Pesquisadores ouvidos pelo UOL abordam as mesmas iniciativas. Cícero Péricles, economista que pesquisa sobre pobreza na Ufal, aponta que o pagamento do auxílio gás, reintroduzido no Orçamento 2024, impacta diretamente na garantia da alimentação familiar. “Um gasto a menos”, diz. Já Neri destaca o reajuste da merenda. “Ao garantir que a criança vai comer na escola, já quebra um ciclo vicioso, diminui a preocupação e o peso na renda familiar, em idades que alimentação é ainda mais fundamental”, afirma.

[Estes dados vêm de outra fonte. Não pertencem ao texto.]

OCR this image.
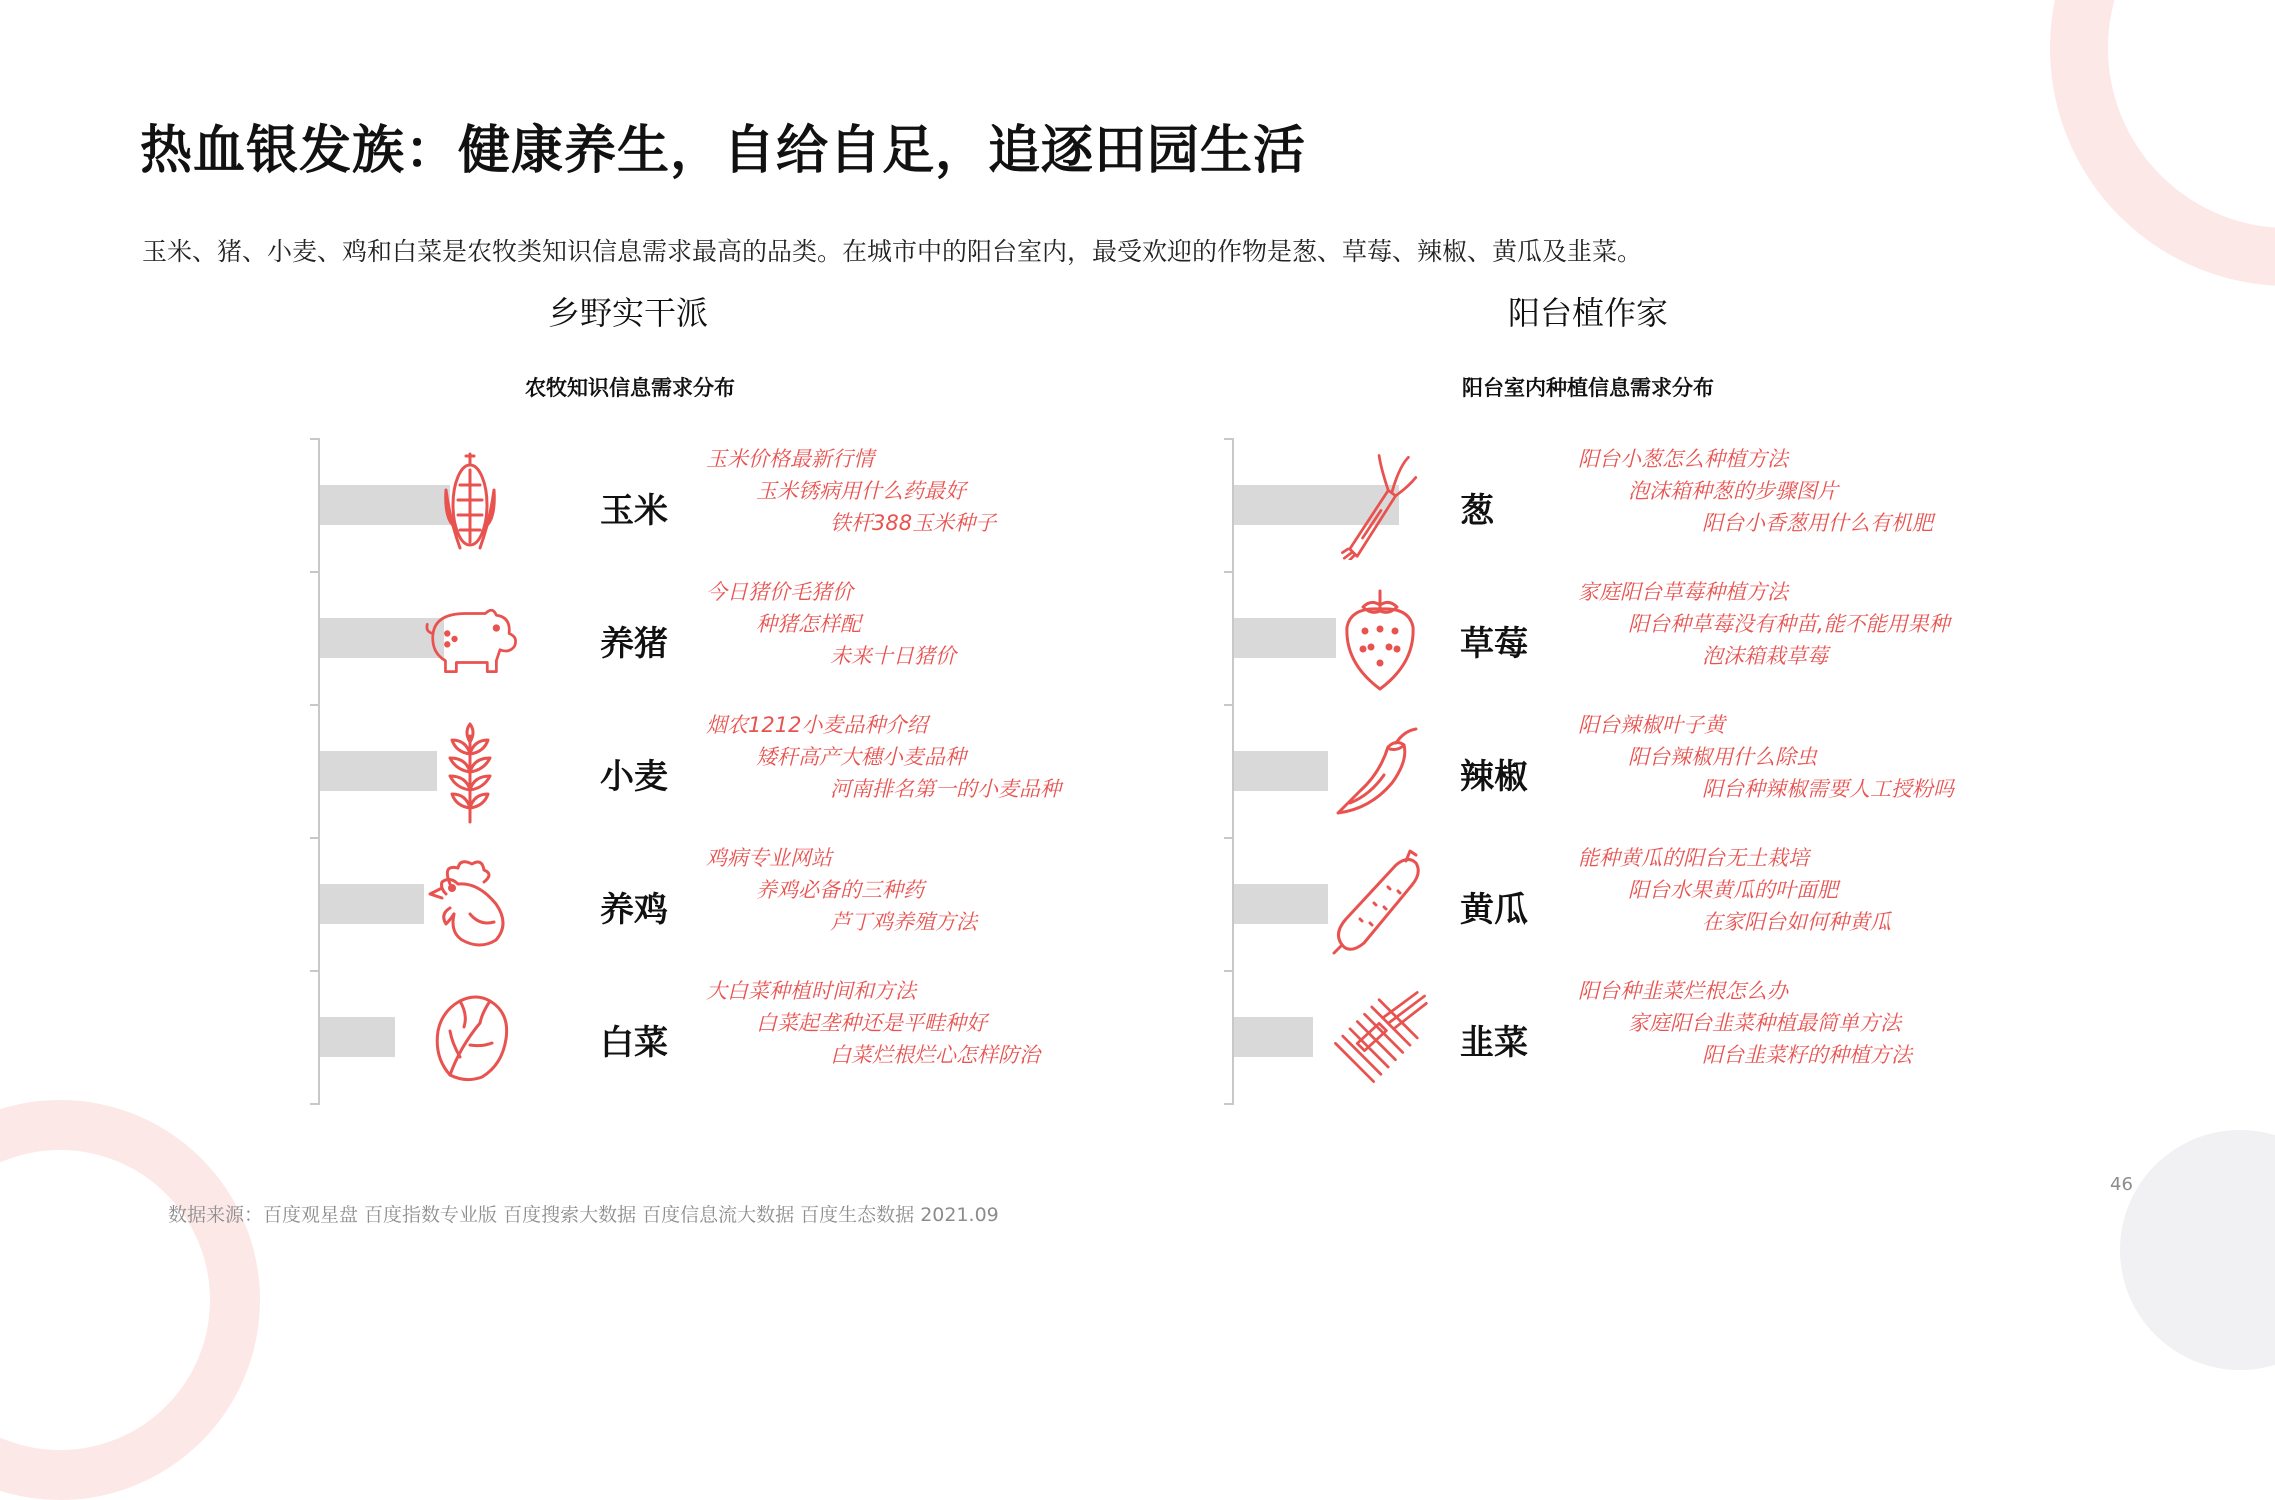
热血银发族：健康养生，自给自足，追逐田园生活
玉米、猪、小麦、鸡和白菜是农牧类知识信息需求最高的品类。在城市中的阳台室内，最受欢迎的作物是葱、草莓、辣椒、黄瓜及韭菜。
乡野实干派
农牧知识信息需求分布
阳台植作家
阳台室内种植信息需求分布
玉米
玉米价格最新行情
玉米锈病用什么药最好
铁杆388玉米种子
养猪
今日猪价毛猪价
种猪怎样配
未来十日猪价
小麦
烟农1212小麦品种介绍
矮秆高产大穗小麦品种
河南排名第一的小麦品种
养鸡
鸡病专业网站
养鸡必备的三种药
芦丁鸡养殖方法
白菜
大白菜种植时间和方法
白菜起垄种还是平畦种好
白菜烂根烂心怎样防治
葱
阳台小葱怎么种植方法
泡沫箱种葱的步骤图片
阳台小香葱用什么有机肥
草莓
家庭阳台草莓种植方法
阳台种草莓没有种苗,能不能用果种
泡沫箱栽草莓
辣椒
阳台辣椒叶子黄
阳台辣椒用什么除虫
阳台种辣椒需要人工授粉吗
黄瓜
能种黄瓜的阳台无土栽培
阳台水果黄瓜的叶面肥
在家阳台如何种黄瓜
韭菜
阳台种韭菜烂根怎么办
家庭阳台韭菜种植最简单方法
阳台韭菜籽的种植方法
数据来源：百度观星盘 百度指数专业版 百度搜索大数据 百度信息流大数据 百度生态数据 2021.09
46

“O Bolsa Família tem como principal mérito não só dar um valor base para essas famílias, o qual, no limite, as ajuda a comer, mas principalmente criar condicionantes para que essas famílias sigam no programa. Quando você retoma essas exigências, aumenta as chances para que os beneficiados, eventualmente, não precisem mais dele [do auxílio]”, diz Cícero Péricles, economista da Ufal.

“Houve retomada do diálogo. A sociedade civil, os pesquisadores, voltaram a ser ouvidos. Há uma preocupação em resolver a questão na prática”, reforça.Rosana Salles-Costa, pesquisadora da Rede Penssan e da UFRJ.